Chamber Music for Fun and Prizes

The town of Westport is one of the moneyed centers gravity in southwestern Connecticut, so I don't have much business in going there except for their neighborhood chamber music series, which feels like you suspect other town chamber music series would feel except that they're absolutely loaded to the gills with cash. Back in February they had the Kronos Quartet in, for example; last weekend they had the slightly more modest guests Trio Solisti (violin/cello/piano) and the composer Paul Moravec. This is still a good catch.

After a brilliantly satisfying Mendelssohn piano trio and one of those magnificent, interchangeable Astor Piazzolla arrangements, the trio added a clarinetist and played Moravec's "Tempest Fantasy," which won the Pulitzer Prize back in 2004. It is in fact a very good piece, mercurial but direct and appealingly airy. Moravec keeps a busy canvas going, with a multitude of lyrical lines and figures appearing and disappearing and bumping into each other at high speed. Harmonically it's pretty consonant but abstract, with the emotional touch kept very light. Think of a Sergei Prokofiev-style neoclassical piece, shattered into a zillion mirror-like pieces and then reconfigured into a mosaic.

There's a recording of it out, though I suspect it would lose a lot of personality offstage. (David Krakauer was not the clarinetist at last weekend's performance, by the way. I haven't heard him, but I hear he's amazing.) You wonder often about the survival prospects of new chamber music--where do you ever hear this stuff?--but hopefully this one will stick around.

Moravec himself is an appealing presence, thoughtful and down-to-earth--bonus points for wearing tennis shoes to the concert, in my book. Hopefully some more of his music will be floating around the region; I'd love to hear more.

More prizewinning chamber music listening: Sebastian Currier's "Static" (flute, clarinet, violin, cello, piano) from '03. It won the Grawemeyer Award this year and very shortly after came out on CD (hooray cultural funding) with some slightly earlier works. This is texturally very vibrant stuff; in particular, "Night Time" for violin and harp sounds like it has an impossibly rich range of sounds and colors. Stylistically it's modernist in the newer, less confrontational fashion; still, all the touchstones in the music are color, harmonic shading, gesture. Recommended if this is the sort of thing you like to sit down and pay attention to for a little while.

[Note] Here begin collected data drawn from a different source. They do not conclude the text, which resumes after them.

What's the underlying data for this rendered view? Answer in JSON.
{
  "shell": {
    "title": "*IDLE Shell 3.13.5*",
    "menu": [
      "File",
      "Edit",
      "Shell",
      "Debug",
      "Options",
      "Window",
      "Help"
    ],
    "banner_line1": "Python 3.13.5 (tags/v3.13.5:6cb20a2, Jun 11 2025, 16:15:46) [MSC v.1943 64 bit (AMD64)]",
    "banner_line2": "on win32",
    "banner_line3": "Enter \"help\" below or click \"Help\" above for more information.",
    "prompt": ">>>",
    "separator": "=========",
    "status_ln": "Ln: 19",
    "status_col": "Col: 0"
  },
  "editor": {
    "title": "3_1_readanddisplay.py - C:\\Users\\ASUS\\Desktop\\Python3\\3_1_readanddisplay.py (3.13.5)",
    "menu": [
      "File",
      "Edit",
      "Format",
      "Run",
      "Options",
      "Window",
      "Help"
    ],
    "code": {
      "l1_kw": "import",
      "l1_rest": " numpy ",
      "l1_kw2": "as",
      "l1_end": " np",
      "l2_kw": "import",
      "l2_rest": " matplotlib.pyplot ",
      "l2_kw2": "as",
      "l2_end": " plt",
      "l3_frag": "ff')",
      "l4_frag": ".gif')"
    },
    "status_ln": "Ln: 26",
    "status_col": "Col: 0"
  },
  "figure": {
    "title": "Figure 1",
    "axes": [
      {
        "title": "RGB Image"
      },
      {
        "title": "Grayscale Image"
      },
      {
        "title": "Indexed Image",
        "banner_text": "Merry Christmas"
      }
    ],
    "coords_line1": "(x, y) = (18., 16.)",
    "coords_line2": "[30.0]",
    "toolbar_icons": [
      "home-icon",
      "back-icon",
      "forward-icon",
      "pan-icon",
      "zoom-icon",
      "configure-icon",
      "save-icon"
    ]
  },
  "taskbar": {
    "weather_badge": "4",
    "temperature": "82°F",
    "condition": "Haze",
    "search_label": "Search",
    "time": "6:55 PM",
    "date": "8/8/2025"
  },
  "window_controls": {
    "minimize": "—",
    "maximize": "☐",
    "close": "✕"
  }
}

I'm glad to see a lesser-known composer take the Grawemeyer again; it's a large amount of cash, so on a purely functional level you'd like to see it going to an up-and-comer as opposed to, say, Pierre Boulez, which it did several years back. (Or even Gyorgy Kurtag, last year; he's great but he's old, and he already seems to be composing what he wants to.) On the other hand, the presence of the established top-of-their-game types makes the list of past Grawemeyer winners read as a pretty striking list of modern accomplishments. A good portion of that list is available on CD; what I've heard from it has been well worth hearing.